La programmation de ce festival fait la part belle aux films écrits par des femmes. Vous sentez-vous concernée par la parité au cinéma, une question d’actualité ?
Mon Cannes à moi, c’était après la naissance du mouvement MeToo et l’essai collectif Noire n’est pas mon métier. C’est bien qu’on s’intéresse enfin au regard des femmes. Il était temps ! Avec Agnès Varda, nous étions 82 femmes à monter les marches pour symboliser le nombre de sélectionnées à Cannes contre les 1 000 hommes. Cela dit, je ne me considère pas forcément comme féministe. Je suis simplement pour la justice. Ça avance doucement et les femmes grignotent de l’espace petit à petit. C’est donc bien et intéressant qu’on leur offre une tribune au Festival d’Amiens. Le cinéma doit pouvoir éveiller les consciences. Révéler le monde avec d’autres regards comme celui des femmes, des mères. Un bon film doit aider à grandir.
Votre jury est composé de la réalisatrice Isabel Raventos, de la productrice Charline de Lépine, du romancier Akli Tadjer et de l’animateur Amobé Mévégué. Quel genre de présidente comptez-vous être ?
À Cannes, les jurés venaient de partout. Mais nous étions tous d’accord sur l’importance d’être touchés intimement par le film.
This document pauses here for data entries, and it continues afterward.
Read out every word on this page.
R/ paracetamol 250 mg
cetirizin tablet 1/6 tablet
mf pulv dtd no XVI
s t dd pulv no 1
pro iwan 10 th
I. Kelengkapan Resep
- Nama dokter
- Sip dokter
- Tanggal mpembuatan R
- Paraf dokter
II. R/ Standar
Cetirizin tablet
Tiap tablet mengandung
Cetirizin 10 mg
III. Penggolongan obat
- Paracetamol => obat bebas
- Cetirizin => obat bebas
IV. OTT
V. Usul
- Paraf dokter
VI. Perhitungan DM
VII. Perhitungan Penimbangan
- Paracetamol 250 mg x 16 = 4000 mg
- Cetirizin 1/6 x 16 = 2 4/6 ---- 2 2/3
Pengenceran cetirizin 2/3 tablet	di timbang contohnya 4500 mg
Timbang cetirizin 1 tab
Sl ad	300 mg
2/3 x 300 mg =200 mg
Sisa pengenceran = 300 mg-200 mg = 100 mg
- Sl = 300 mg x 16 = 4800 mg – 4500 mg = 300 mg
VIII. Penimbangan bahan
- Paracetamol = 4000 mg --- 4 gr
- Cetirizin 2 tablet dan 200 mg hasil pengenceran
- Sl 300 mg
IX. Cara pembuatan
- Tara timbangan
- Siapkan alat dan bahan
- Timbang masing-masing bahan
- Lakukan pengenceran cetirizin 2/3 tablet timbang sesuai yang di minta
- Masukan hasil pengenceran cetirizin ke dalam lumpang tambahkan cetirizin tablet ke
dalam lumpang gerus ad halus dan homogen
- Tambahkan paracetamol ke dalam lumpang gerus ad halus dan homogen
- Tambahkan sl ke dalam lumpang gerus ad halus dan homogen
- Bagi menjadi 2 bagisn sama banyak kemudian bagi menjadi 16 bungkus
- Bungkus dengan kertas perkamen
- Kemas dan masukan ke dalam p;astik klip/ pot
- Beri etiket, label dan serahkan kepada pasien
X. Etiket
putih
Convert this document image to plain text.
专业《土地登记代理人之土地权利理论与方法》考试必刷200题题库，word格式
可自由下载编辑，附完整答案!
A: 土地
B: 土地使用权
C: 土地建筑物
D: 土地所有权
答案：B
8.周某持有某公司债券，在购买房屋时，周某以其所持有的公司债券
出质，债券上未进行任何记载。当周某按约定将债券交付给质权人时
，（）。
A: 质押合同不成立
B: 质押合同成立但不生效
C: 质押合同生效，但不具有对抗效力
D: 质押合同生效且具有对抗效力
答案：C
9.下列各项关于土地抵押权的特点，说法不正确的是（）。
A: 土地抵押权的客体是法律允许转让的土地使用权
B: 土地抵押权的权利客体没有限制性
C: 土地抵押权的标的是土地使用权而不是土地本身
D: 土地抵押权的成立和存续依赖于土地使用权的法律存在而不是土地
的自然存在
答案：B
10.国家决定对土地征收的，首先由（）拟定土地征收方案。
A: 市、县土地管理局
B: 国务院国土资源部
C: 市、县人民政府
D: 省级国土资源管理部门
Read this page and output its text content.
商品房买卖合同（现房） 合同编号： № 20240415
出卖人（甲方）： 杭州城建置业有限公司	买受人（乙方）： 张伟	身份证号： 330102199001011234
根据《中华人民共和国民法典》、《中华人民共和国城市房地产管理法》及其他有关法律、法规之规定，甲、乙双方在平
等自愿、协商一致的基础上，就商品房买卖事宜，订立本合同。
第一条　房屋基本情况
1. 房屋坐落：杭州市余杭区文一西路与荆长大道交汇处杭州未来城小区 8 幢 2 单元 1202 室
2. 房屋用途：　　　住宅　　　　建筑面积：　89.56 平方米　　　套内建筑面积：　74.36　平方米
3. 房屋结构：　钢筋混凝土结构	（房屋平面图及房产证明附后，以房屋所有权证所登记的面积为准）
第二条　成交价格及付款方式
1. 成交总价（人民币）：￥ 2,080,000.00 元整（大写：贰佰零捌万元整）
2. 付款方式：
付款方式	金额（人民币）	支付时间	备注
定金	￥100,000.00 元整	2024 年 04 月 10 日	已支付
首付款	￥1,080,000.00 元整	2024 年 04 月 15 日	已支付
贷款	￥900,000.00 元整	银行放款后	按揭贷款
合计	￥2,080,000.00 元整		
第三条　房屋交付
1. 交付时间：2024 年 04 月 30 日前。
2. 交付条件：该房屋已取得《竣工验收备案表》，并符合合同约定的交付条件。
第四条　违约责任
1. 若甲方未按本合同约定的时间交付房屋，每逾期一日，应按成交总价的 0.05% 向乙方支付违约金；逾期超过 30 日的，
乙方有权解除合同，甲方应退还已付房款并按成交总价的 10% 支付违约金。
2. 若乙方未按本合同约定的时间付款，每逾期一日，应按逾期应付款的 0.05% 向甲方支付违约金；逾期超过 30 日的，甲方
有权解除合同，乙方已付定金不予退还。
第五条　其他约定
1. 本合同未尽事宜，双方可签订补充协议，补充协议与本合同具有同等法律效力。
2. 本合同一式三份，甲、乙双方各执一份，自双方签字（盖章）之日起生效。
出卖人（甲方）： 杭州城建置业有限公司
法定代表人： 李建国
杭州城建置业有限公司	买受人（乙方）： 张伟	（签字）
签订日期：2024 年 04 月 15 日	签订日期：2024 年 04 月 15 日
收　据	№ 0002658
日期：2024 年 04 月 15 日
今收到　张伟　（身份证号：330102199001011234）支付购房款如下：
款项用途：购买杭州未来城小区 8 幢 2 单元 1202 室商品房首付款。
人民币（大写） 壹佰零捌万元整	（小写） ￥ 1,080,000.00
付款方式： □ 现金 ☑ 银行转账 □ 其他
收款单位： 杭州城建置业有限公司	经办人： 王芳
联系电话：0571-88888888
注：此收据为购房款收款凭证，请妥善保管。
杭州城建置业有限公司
Quand un critique commence à se référer à Godard ou tel autre réalisateur ou film culte, pour moi, c’est un manque d’imagination. Cela m’ennuie. Un bon film, c’est comme la prestation d’un danseur. S’il a mal à la cheville, on ne doit pas le voir. Il faut que le résultat ait l’air facile, naturel. Si on voit les ficelles, pour moi, c’est raté. On peut toujours expliquer tel ou tel choix technique, mais l’émotion, elle, ne s’explique pas. J’aime me concentrer sur le message universel, sur ce qui nous réunit.